View Single Post
Old 01-06-2008, 11:20 AM   #17
David Wood
Departed David Wood is offline
 
Profile:
Join Date: Oct 2002
 
Posts: 3,303
Re: How Has Paleo Worked For You?

Guys: a whole lot of "testiness" in the replies here . . . how about everyone taking it down a bit in terms of the degree of personal involvement?

I thought Kirez did a decent job of describing the foundations of the "paleo" approach to eating, although it is a complex subject, and no 200-word introduction is going to give a complete story.

FWIW, you can also advance the argument that evolution may have effectively "stopped" in the last century or so, on the grounds that evolution needs (a) multiple generations to work, and (b) a relatively constant environment to "select" for and against favorable and unfavorable traits . . . but our social & economic environments, at least, have changed so rapidly over the last 100 years that it's difficult to say what traits are advantageous any more.

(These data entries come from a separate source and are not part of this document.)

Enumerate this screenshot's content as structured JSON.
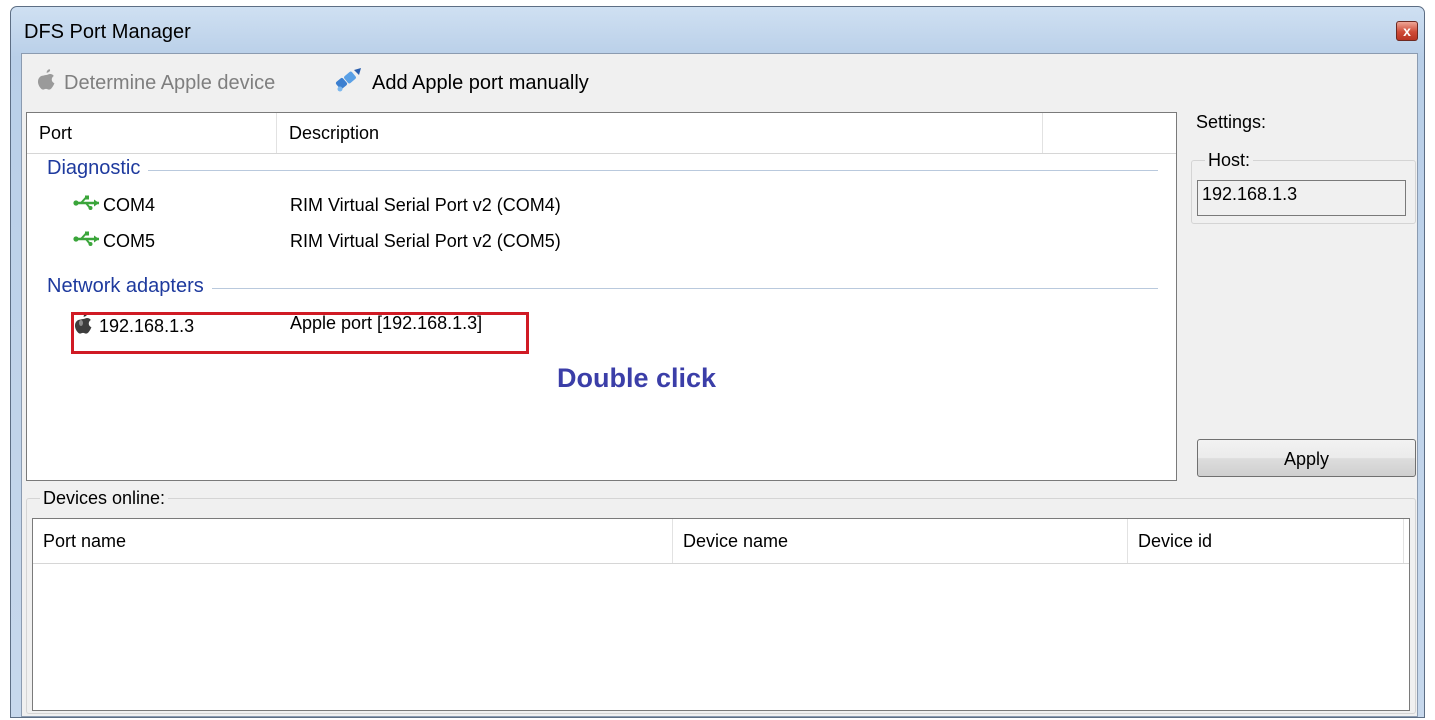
{
  "window": {
    "title": "DFS Port Manager",
    "close_glyph": "x"
  },
  "toolbar": {
    "determine_label": "Determine Apple device",
    "add_label": "Add Apple port manually"
  },
  "port_list": {
    "columns": [
      "Port",
      "Description",
      ""
    ],
    "groups": [
      {
        "label": "Diagnostic",
        "rows": [
          {
            "port": "COM4",
            "description": "RIM Virtual Serial Port v2 (COM4)",
            "icon": "usb-icon"
          },
          {
            "port": "COM5",
            "description": "RIM Virtual Serial Port v2 (COM5)",
            "icon": "usb-icon"
          }
        ]
      },
      {
        "label": "Network adapters",
        "rows": [
          {
            "port": "192.168.1.3",
            "description": "Apple port [192.168.1.3]",
            "icon": "apple-icon"
          }
        ]
      }
    ]
  },
  "annotation": {
    "text": "Double click",
    "color": "#3b3ea8",
    "highlight_color": "#d01a24"
  },
  "settings": {
    "label": "Settings:",
    "host_label": "Host:",
    "host_value": "192.168.1.3",
    "apply_label": "Apply"
  },
  "devices": {
    "label": "Devices online:",
    "columns": [
      "Port name",
      "Device name",
      "Device id"
    ]
  },
  "colors": {
    "group_label": "#1e3a9e",
    "usb_icon": "#3aa53a"
  }
}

This idea is put forth by Miller and Kanazawa in "Why Beautiful People Have More Daughters" (a simple popularization of evolutionary psychology) (wfs link to Amazon here: http://www.amazon.com/Beautiful-Peop...9643430&sr=8-1)


Kirez, I honestly don't know if your specific difficulty in giving up grains indicates anything generally about the efficacy and wisdom of a strict Paleo approach . . . but I do kind of agree with Jay that you don't really know (even for yourself alone) without giving it a fairly strict trial . . . at least a month or two?

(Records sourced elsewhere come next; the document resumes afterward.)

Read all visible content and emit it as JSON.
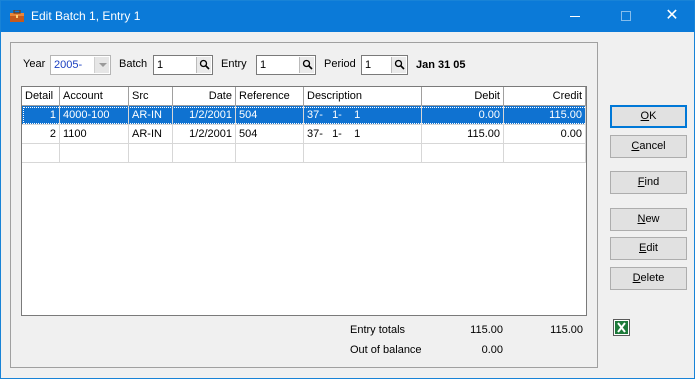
{
  "window": {
    "title": "Edit Batch 1, Entry 1",
    "minimize_glyph": "",
    "maximize_glyph": "",
    "close_glyph": "✕"
  },
  "filters": {
    "year_label": "Year",
    "year_value": "2005-",
    "batch_label": "Batch",
    "batch_value": "1",
    "entry_label": "Entry",
    "entry_value": "1",
    "period_label": "Period",
    "period_value": "1",
    "period_date": "Jan 31 05"
  },
  "grid": {
    "columns": [
      "Detail",
      "Account",
      "Src",
      "Date",
      "Reference",
      "Description",
      "Debit",
      "Credit"
    ],
    "rows": [
      {
        "detail": "1",
        "account": "4000-100",
        "src": "AR-IN",
        "date": "1/2/2001",
        "reference": "504",
        "description": "37-   1-    1",
        "debit": "0.00",
        "credit": "115.00",
        "selected": true
      },
      {
        "detail": "2",
        "account": "1100",
        "src": "AR-IN",
        "date": "1/2/2001",
        "reference": "504",
        "description": "37-   1-    1",
        "debit": "115.00",
        "credit": "0.00",
        "selected": false
      }
    ]
  },
  "totals": {
    "entry_totals_label": "Entry totals",
    "entry_debit": "115.00",
    "entry_credit": "115.00",
    "out_of_balance_label": "Out of balance",
    "out_of_balance": "0.00"
  },
  "buttons": {
    "ok": {
      "hot": "O",
      "rest": "K"
    },
    "cancel": {
      "hot": "C",
      "rest": "ancel"
    },
    "find": {
      "hot": "F",
      "rest": "ind"
    },
    "new": {
      "hot": "N",
      "rest": "ew"
    },
    "edit": {
      "hot": "E",
      "rest": "dit"
    },
    "delete": {
      "hot": "D",
      "rest": "elete"
    }
  },
  "icons": {
    "app": "briefcase-icon",
    "lookup": "magnifier-icon",
    "export": "excel-icon"
  },
  "colors": {
    "titlebar": "#0b7ad8",
    "selection": "#0f72d1",
    "year_text": "#1a3fc0"
  }
}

For myself, I've found it trivially easy to give up pasta and most bread . . . but still like my cooked grains (usually, slow-cooked morning oatmeal). I work it into Zone proportions with protein and fat, and find it immensely satisfying . . . enough that I no longer care whether the Paleo Police would disapprove, or whether it fits any particular vision of evolutionary psychology or not.